Pelarangan buku adalah bentuk paradoks di
negera demokrasi karena dengan adanya pelarangan ini penulis tidak dapat
menyampaikan aspirasi yang ada di dalam pikirannya. Dengan adanya pelarangan
buku ini, bukan hanya berdampak pada penulis dan penerbit saja, melainkan juga
berdampak pada media-media yang ada di Indonesia yang beberapa tahun terkahir
telah memberikan dukungan terhadap kebebasan pers.
Tidak ada yang lebih menyedihkan dari pada
bertentangan dalam kebebasan untuk
berpikir. Situasi seperti ini adakalanya benar di dalam petinggi negara, namun
di dalam konteks yang berbeda hal tersebut bertentangan dengan fakta-fakta yang
ada.
- Rumusan
Masalah
1. Apakah
yang dimaksud dengan pelarangan buku?
2. Bagaimana
peraturan pelarangan buku di Indonesia?
3. Bagaimana
kebijakan pemerintah dalam mencegah pelarangan buku di era reformasi?
- Tujuan
Penulisan
1. Untuk
mengetahui apakah yang dimaksud dengan pelarangan buku.
2. Untuk
mengetahui bagaimana pelarangan buku di Indonesia.
3. Untuk
mengetahui kebijakan yang dilakukan pemerintah dalam mencegah pelarangan buku
di era reformasi.
PEMBAHASAN
- Pengertian
Pelarangan Buku
Pelarangan buku terjadi setelah buku tersebut diterbitkan atau sudah
beredar di masyarakat sehingga perlu upaya penarikan kembali dari peredaran
apabila ternyata isi buku bertentangan dengan peraturan resmi.
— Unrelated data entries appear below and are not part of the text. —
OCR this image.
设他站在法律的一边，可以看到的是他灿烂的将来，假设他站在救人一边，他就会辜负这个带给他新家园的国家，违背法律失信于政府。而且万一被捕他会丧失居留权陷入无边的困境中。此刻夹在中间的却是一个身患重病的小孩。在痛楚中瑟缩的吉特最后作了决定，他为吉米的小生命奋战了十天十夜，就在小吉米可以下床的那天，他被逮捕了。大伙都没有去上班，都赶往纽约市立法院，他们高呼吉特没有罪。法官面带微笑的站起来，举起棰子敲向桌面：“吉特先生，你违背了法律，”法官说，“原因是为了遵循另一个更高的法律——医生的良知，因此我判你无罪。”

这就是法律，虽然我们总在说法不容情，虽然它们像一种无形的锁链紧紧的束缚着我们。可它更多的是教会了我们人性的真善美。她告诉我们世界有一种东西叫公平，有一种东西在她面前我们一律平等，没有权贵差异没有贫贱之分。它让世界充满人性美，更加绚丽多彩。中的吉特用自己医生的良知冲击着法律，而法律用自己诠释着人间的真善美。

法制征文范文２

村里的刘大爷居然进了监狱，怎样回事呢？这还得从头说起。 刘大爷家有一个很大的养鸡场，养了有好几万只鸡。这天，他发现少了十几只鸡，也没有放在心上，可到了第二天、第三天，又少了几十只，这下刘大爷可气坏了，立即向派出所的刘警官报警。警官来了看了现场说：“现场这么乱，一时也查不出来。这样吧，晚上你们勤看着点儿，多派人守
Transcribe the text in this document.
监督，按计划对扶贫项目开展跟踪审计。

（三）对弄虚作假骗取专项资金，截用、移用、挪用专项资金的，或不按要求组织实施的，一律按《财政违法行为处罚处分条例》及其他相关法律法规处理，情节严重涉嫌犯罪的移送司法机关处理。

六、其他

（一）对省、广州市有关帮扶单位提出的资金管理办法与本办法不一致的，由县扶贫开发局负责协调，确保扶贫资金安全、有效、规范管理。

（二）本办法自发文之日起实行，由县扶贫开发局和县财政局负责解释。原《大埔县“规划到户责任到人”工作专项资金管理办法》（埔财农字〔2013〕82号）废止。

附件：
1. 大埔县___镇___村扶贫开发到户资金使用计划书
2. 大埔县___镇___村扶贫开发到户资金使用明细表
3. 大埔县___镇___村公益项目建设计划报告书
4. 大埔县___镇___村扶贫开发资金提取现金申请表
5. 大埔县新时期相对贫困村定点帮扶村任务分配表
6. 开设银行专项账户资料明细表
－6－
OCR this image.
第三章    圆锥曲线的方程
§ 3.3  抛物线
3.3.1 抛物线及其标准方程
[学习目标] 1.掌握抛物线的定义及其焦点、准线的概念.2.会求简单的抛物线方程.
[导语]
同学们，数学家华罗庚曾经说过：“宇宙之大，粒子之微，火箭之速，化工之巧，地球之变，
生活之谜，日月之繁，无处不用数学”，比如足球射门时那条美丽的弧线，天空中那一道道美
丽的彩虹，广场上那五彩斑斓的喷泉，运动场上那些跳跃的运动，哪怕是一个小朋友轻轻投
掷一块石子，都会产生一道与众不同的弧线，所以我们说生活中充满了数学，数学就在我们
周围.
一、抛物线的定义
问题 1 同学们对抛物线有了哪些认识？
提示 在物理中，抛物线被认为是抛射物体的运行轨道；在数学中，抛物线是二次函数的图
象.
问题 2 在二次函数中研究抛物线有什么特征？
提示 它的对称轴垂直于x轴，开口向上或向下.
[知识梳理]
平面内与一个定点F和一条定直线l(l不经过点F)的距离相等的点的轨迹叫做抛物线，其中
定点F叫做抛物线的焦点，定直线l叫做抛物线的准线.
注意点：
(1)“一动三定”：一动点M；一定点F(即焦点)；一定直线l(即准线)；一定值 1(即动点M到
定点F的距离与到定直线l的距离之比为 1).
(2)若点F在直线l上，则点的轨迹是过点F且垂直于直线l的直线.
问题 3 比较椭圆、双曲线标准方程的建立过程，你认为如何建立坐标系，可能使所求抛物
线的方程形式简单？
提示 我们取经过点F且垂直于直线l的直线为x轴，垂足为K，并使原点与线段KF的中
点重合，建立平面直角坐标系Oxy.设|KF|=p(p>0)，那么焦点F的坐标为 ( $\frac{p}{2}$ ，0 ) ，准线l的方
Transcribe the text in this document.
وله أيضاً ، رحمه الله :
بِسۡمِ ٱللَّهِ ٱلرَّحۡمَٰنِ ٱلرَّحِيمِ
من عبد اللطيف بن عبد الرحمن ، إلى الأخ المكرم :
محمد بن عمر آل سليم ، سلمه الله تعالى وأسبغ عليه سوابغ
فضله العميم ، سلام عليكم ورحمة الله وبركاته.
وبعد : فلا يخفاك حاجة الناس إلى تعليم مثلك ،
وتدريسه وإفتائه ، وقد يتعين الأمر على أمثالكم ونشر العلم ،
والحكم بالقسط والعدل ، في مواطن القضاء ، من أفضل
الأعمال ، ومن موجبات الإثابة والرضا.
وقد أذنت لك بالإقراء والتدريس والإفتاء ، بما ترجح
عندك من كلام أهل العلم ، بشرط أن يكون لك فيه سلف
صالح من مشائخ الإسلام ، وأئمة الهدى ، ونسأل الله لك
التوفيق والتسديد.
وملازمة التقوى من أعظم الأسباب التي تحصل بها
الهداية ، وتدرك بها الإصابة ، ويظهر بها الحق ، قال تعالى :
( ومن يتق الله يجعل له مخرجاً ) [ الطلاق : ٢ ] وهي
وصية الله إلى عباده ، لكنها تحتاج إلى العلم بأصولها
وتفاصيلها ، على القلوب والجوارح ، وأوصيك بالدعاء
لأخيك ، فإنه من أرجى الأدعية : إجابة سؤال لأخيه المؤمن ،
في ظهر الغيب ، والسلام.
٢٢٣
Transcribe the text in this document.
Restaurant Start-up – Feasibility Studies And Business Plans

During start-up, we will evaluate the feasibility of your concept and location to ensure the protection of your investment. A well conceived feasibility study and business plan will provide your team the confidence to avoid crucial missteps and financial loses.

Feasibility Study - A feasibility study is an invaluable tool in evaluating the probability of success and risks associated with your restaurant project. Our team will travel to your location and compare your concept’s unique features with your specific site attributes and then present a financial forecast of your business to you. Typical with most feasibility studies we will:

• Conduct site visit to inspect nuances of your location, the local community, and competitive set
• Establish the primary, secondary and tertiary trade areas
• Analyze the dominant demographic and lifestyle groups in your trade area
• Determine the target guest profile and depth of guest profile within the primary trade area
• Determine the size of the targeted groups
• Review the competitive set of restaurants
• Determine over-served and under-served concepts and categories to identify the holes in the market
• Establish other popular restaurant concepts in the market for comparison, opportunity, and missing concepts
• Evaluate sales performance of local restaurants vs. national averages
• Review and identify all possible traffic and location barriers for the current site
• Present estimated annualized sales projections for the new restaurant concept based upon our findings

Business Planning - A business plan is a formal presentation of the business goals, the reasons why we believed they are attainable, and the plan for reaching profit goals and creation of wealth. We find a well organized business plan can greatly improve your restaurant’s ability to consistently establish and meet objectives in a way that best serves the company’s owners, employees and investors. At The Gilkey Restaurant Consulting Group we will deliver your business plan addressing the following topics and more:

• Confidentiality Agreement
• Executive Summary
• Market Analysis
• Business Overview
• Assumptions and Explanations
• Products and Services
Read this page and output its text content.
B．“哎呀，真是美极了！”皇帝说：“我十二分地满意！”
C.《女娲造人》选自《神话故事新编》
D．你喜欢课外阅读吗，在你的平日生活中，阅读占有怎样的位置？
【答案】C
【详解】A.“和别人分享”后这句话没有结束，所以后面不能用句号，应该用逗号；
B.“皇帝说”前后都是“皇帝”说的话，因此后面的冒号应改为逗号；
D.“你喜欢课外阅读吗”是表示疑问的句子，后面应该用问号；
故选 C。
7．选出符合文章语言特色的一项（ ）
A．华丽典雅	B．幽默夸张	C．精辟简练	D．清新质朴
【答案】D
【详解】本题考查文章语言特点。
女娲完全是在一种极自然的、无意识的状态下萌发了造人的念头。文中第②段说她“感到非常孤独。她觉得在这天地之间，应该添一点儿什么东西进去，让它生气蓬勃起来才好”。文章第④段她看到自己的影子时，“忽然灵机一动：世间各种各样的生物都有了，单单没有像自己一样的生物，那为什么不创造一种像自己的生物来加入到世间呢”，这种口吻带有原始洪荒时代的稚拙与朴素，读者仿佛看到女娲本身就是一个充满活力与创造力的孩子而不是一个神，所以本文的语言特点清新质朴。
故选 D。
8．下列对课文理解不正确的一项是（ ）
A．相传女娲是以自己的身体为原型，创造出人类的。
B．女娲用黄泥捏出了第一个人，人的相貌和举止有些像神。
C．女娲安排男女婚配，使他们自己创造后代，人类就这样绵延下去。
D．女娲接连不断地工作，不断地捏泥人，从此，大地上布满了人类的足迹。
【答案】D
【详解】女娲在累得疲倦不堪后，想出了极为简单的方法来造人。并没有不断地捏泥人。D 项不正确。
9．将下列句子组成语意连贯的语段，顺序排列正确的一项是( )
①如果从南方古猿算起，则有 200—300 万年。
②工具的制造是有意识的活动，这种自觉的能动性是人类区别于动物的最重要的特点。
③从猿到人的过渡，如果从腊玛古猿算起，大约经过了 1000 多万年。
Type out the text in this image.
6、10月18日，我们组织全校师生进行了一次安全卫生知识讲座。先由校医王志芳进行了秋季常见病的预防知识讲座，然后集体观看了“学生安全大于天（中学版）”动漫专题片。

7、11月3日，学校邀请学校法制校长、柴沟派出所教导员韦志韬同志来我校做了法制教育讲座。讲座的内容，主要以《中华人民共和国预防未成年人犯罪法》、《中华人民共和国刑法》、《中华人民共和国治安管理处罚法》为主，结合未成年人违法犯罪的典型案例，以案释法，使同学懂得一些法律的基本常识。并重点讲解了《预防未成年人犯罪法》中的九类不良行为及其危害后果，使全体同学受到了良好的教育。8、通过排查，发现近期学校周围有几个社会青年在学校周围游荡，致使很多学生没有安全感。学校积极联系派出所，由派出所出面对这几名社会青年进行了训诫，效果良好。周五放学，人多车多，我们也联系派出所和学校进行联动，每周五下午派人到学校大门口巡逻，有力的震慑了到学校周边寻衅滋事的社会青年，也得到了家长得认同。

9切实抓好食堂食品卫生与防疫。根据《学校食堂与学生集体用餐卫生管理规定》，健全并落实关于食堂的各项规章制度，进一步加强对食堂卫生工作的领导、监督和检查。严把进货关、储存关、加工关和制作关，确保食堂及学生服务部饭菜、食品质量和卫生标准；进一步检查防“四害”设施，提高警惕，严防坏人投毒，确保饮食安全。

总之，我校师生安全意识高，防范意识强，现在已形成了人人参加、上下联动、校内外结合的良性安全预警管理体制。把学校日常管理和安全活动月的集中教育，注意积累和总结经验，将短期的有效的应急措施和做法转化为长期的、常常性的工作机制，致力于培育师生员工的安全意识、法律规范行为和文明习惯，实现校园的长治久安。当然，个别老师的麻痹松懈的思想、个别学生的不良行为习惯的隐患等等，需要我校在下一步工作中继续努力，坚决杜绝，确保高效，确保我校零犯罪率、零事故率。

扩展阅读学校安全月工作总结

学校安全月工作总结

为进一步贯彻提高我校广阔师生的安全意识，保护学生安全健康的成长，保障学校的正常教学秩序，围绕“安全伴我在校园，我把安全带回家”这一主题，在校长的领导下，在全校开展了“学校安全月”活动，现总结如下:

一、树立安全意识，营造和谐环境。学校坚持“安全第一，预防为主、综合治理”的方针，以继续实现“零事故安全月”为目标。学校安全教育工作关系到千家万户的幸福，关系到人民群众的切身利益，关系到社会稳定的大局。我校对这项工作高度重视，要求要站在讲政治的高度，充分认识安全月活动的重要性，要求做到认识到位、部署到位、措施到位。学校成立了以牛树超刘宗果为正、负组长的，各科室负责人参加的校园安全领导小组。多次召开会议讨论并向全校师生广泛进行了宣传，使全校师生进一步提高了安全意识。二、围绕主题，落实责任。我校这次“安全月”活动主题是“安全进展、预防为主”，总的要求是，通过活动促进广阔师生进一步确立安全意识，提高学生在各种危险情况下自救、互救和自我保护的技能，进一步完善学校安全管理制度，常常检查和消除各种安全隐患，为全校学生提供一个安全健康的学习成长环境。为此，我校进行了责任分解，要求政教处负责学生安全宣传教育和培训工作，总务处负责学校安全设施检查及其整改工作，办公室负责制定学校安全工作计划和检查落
Pelarangan buku adalah antitesa bagi kemerdekaan hak politik warga negara yang
telah dirasakan bangsa Indonesia sejak era kolonial hingga era reformasi.[2]
Kebijakan pelarangan ini ialah suatu
tindakan kesewenang-wenangan yang dilakukan pemerintah dalam membatasi
kebebasan berpikir ataupun berpendapat pada era reformasi yang dilakukan oleh
penulis ataupun masyarakat. Pemikiran yang dilakukan oleh penulis maupun
masyarakat pada dasarnya berbentuk sebuah buku yang mempunyai peranan sebagai
penyampai informasi dan pengetahuan terhadap masyarakat-masyarakat yang
dianggap bertentangan dengan aturan negara. Informasi dan pengetahuan terhadap
masyarakat tersebut disampaikan lewat media-media diantaranya, ialah pemikiran
para penulis yang telah diterbitkan dalam sebuah buku.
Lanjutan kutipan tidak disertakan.